Although social disadvantage is at the core of factors that result in health disparities, it is not the only cause. Behavior and lifestyle affect individual and social outcomes especially in interactions with the biological factors of each person. For example, stress associated with early life adverse events may trigger biological mechanisms that may lead to chronic diseases in adults and this has great implications of how we attend to the health of children. Known carcinogen exposure such as tobacco smoke has an increased risk of causing lung cancer in some populations by race/ethnic category and may help us understand different factors that cause cancer, which would not be possible if only one race/ethnic group was included. Poor persons living in one urban environment appear to live an average of four years more than poor people in a different urban environment and this emphasizes the importance of place and systems in the wellbeing of the most vulnerable members of society. Treatment outcomes for persons with diabetes varies by socioeconomic status, race/ethnicity, and health literacy; interventions need to be attentive to these differences. Understanding the factors that explain these observations will advance our knowledge of minority health and health disparities. Health disparities research seeks to understand the causes and effects of these differences and to use this knowledge to determine the best approaches to improve health outcomes in affected populations.

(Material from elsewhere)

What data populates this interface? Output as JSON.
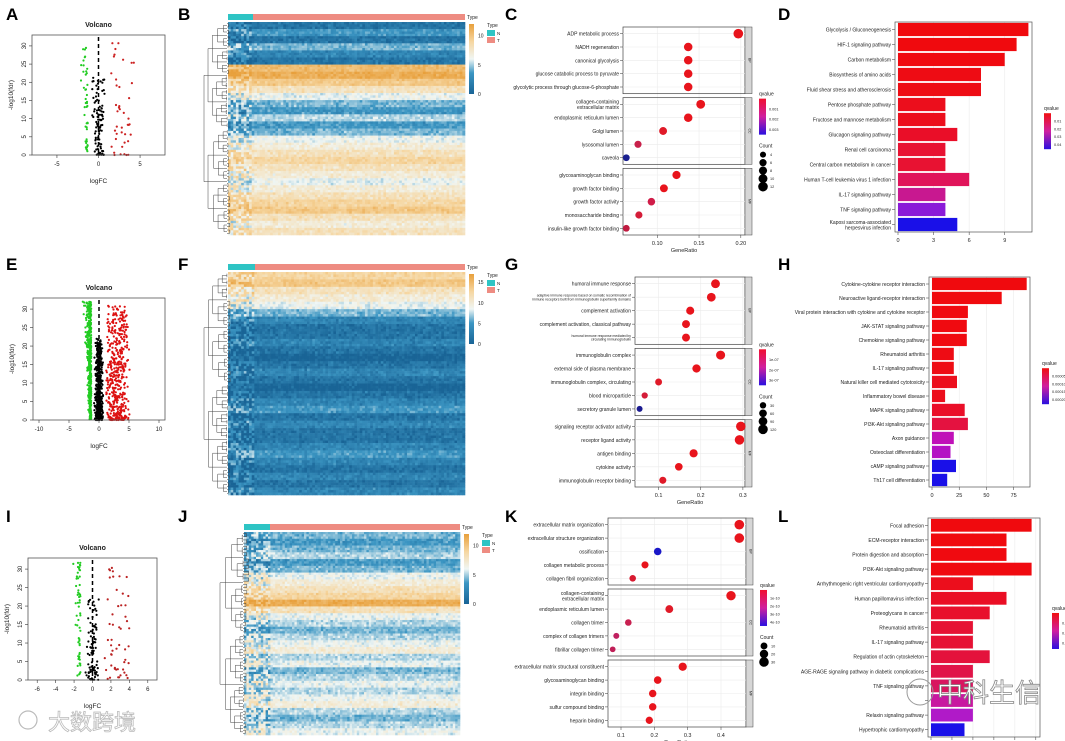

NIMHD shares and interprets minority health and health disparities research findings, fosters innovative collaborations and partnerships, spearheads NIH’s efforts to increase the racial and ethnic diversity of the scientific workforce, and promotes the inclusion of minorities in clinical trials and registries. “Inclusion” of minorities in and of itself is not an issue of minority health or health disparities. Rather, it is an issue of social justice and good science that clinical studies need to have diverse populations that represent today’s American demographics.

This blog will feature posts by me and NIMHD research and program staff, along with guest contributors from within and outside NIH who represent the many disciplines that contribute to minority health and health disparities. Topics will look at the Institute’s research priorities and programs, scientific discoveries, and research policies and practices that impact program operations, among other related areas.

I look forward to engaging with you to share new insights and raise intriguing questions that encourage scientific discussion as we work to build an America in which all populations will have an equal opportunity to live long, healthy, productive lives.